BİLİŞİM BAKANLIĞI !
Dünya’nın çeşitli toplumları içindeki “sokaktaki insan” denilen kesimler arasında bir yarışma düzenlense ve bunların çözüm ürettikleri sorunların tip ve cinsleri yarıştırılsa, bizim sokaktaki insanlarımız büyük farkla birinci olurdu. Şimdiki adı “kahve”, orijinal adı ise kıraathane (okuma yeri) olan yerlerdeki boş vakti fazla vatandaşlarımızın el atmadığı bir sorun alanı -hemen hemen- yoktur. “Bilişim”, bu alanların dışında kalıyor zannedilebilirse de, “robotlar, cep telefonu ve bilgisayar” başlıkları altında çoktan ilgi alanına alınmış bulunmaktadır.
Buralarda üretilen çözümler öyle rastgele akla geldiği gibi olmayıp, belirli bir sistematiğe oturur. Şöyle ki:
- Sorun, mevcut kamu kurumlarından birisinin alanına giriyorsa 3’e, girmiyorsa 2’ye gidiniz
- Yeni bir kurum kurulmalı, bu kurum tercihan başbakan yardımcılığı, o olmuyorsa bakanlık, hiç olmazsa genel müdürlük olmalıdır. Ancak hiç bir durumda daha aşağısına razı olunmamalıdır. Bu adım gerçekleştirilince 8’e gidiniz.
- Bu alanda mevcut bir yasa varsa 5’e, yok ise 4’e gidiniz.
- Bir yasa çıkarılmalı. Yasa çıkınca 8’e gidiniz.
- Bu alandaki yasa yeterli yaptırımı sağlayabiliyor sa 7’ye, yoksa 6’ya gidiniz.
- Yaptırım gücü mevcuda göre daha yüksek bir yasa yapılmalı, ayrıca anayasaya paralel bir hüküm konulmalı ve üstüne üstlük -ibret olması için- bu yasa hükmüne uymayan birkaç kişi hemencik sallandırılmalı. Gerçekleşince 8’e gidiniz
- Bu konuda Devlet Politikası gerekir. (Bu, hiç bir siyasi partinin bozamayacağı, yani askeri darbelerden sonra yapılan bir yasa gibi olmalı demektir). Ayrıca, bu önemli konunun, siyasilerin erişemeyeceği bir yere konulması iyi olur. Yapılınca 8’e gidiniz
- Sorun çözülmüştür.
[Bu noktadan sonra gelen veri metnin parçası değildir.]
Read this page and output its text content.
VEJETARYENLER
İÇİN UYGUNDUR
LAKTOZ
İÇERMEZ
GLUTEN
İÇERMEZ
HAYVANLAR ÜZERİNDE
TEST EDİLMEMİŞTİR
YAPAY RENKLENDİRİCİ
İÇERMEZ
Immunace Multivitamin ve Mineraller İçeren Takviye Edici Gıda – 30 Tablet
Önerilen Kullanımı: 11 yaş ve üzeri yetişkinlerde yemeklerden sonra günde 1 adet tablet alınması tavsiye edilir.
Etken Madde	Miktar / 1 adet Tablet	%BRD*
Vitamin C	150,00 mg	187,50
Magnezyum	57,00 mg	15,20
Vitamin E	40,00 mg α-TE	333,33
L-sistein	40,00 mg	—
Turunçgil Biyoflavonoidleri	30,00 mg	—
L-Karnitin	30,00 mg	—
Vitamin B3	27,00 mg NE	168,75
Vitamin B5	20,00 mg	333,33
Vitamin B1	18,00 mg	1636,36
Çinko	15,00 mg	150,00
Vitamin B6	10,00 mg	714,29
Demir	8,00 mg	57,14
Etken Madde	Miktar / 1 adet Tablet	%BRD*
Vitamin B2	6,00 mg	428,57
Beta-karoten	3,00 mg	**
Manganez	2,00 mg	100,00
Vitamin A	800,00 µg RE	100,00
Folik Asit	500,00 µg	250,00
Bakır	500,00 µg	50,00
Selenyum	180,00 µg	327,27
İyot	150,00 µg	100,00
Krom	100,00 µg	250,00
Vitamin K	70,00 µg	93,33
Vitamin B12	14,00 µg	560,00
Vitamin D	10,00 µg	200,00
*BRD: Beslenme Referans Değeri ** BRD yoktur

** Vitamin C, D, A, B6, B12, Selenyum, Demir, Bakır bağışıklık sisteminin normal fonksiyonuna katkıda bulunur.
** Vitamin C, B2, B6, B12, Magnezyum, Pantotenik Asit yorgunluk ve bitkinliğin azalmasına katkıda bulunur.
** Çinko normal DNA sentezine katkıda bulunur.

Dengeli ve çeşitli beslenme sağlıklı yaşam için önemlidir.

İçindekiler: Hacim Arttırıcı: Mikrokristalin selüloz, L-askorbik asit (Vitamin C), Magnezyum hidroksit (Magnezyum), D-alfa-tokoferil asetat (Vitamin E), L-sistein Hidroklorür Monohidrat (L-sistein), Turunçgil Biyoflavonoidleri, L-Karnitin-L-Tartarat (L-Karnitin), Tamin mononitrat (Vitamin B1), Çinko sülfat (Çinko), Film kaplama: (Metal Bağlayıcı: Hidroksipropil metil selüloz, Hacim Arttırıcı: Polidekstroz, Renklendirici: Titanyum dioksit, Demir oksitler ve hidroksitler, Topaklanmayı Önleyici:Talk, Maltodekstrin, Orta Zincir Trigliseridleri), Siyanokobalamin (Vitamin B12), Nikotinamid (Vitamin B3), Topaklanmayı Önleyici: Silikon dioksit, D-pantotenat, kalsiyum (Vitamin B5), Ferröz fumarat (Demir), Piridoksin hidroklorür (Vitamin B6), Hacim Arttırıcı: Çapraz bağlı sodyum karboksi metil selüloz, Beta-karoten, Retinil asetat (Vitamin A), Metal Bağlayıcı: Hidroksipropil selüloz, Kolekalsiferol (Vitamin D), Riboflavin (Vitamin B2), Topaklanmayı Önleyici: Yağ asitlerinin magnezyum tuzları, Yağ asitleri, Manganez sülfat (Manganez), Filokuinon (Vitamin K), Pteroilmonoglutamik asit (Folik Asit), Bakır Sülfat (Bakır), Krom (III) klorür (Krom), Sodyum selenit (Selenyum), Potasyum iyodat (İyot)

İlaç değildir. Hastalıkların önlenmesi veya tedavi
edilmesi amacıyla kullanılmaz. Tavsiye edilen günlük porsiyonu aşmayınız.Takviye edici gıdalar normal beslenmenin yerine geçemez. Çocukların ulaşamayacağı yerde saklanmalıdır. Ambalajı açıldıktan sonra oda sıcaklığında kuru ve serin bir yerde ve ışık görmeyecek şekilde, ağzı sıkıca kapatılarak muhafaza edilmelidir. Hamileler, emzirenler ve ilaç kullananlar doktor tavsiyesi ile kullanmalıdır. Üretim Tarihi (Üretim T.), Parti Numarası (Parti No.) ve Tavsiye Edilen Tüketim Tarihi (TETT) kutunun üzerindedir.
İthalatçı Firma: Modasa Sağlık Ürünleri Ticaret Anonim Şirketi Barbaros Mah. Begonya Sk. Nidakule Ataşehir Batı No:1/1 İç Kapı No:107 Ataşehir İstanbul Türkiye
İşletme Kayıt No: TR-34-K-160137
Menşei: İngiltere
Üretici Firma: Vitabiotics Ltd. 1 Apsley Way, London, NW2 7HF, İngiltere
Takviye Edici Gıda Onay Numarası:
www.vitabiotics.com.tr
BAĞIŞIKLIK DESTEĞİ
Rahat!
Bu algoritmadan hemen anlaşılabileceği üzere, kahvelerdeki vatandaşlarımız öyle sanıldığı gibi boş durmamakta, ülkemizin sorunları için durmadan çözüm üretmektedirler.
Çağımız bilişim çağı olduğu ve bu alanda birçok sorun mevcut olduğu için, yeni hükümetimize bir hizmet olmak üzere, bu sistematik uyarınca geliştirilecek 2 numaralı çözüm herhalde yakında ilgililere sunulacak ve bir “Bilişim Bakanlığı”nın kurulması gündeme gelecektir.
Bu çalışmalar sırasında dikkate alınması yararlı olabilecek bir küçük hatırlatmayı, yukarıdaki algoritmaya bir ilave yoluyla yapmak bir görev sayılabilir. Bu da, çevre, insan hakları, bilim ve teknoloji, trafik, bilişim gibi alanların birer süreç oldukları, süreç yönetimlerinin ise fonksiyonel biçimde örgütlenme yoluyla yönetilemeyeceği, çünkü süreçlerin, onları ilgilendiren tüm fonksiyonları -ki tüm fonksiyonlardır- yatay biçimde kestiği gerçeğinin hatırlanmasıdır.
Eğer bilişim alanında sorunlar varsa, önce bunların nedenlerine, sonra onların nedenlerine, daha sonra da onların nedenlerine ilh. bakmak ve böylece daralan “kök nedenler” alanına girmek gerekir. Orada bulunacakların ne oldukları belki sürpriz olacaktır. Ama içlerinde “Bilişim Bakanlığı”nın bulunmayacağı kesindir.